AI agents do not hold both files in their head. They edit the file they were told to edit. The test file is somewhere else. If the agent does not read the test file in this turn, the rename leaks. PostToolUse catches the leak. R12 tells the agent the leak is a test_bug, not a real_bug. The agent updates the test.

This entire loop is invisible in human-written code. It is mandatory in agent-written code. The economics of test_bug as a class of failure are new, which is why the rule had to be new.

Where to read more

The agent edits platform page describes where R12 plugs in. The hook-based testing explained post covers the broader hook architecture. The R15 adversarial mode post covers the rule R12 most often classifies the output of.

FAQ

What does test_bug mean in AI test failure classification?

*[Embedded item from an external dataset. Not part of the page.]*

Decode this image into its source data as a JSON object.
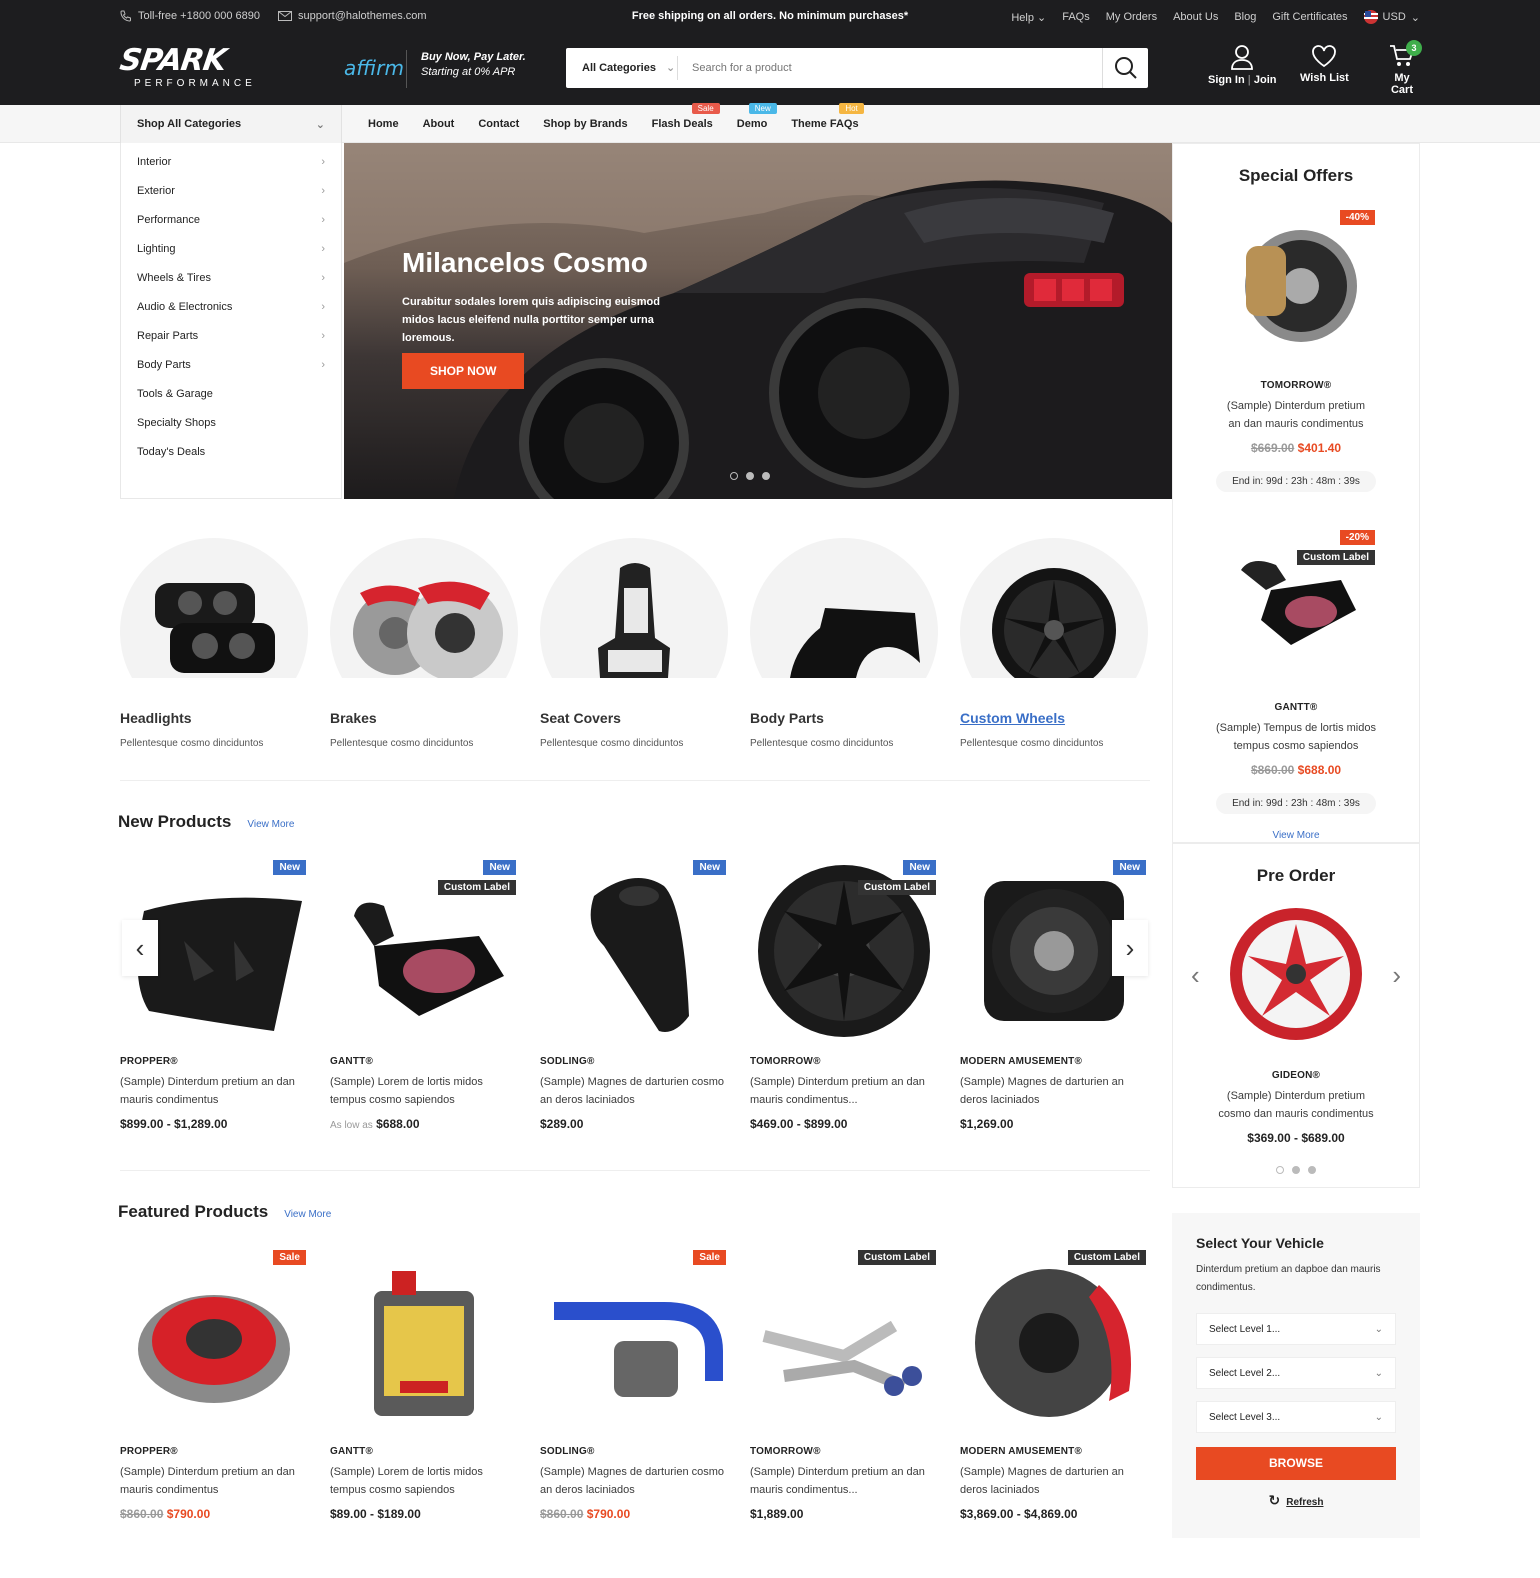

A test_bug failure means the test itself is wrong, not the code under test. Stale assertion, renamed field, outdated mock. The right next action is to fix the test, not the source code.

Can R12 be wrong?

Yes. R12 is a heuristic decision tree with a confidence score. Labels below 0.7 confidence are downgraded to “uncertain” and surfaced for human review. Empirically R12 is correct around 92 percent of the time at the 0.7 threshold.

What happens when R12 returns “environment”?

The agent does not edit either the test or the source. The failure is logged and surfaced to the user. Environment failures usually need human intervention (start a database, free up memory, configure a missing service).

Why not use an LLM as the classifier?

We tried. LLM-based classification was less consistent than the deterministic decision tree (around 84 percent vs 92 percent in matched conditions) and more expensive (3.2x the API cost). The decision tree has hand-tuned heuristics that capture the structure better than a prompt does.

Does R12 work outside Python?

Yes. The category-from-runner step varies per runner (pytest vs Jest vs Vitest vs Go test), but the decision tree is language-agnostic. The classification labels are the same regardless of runner.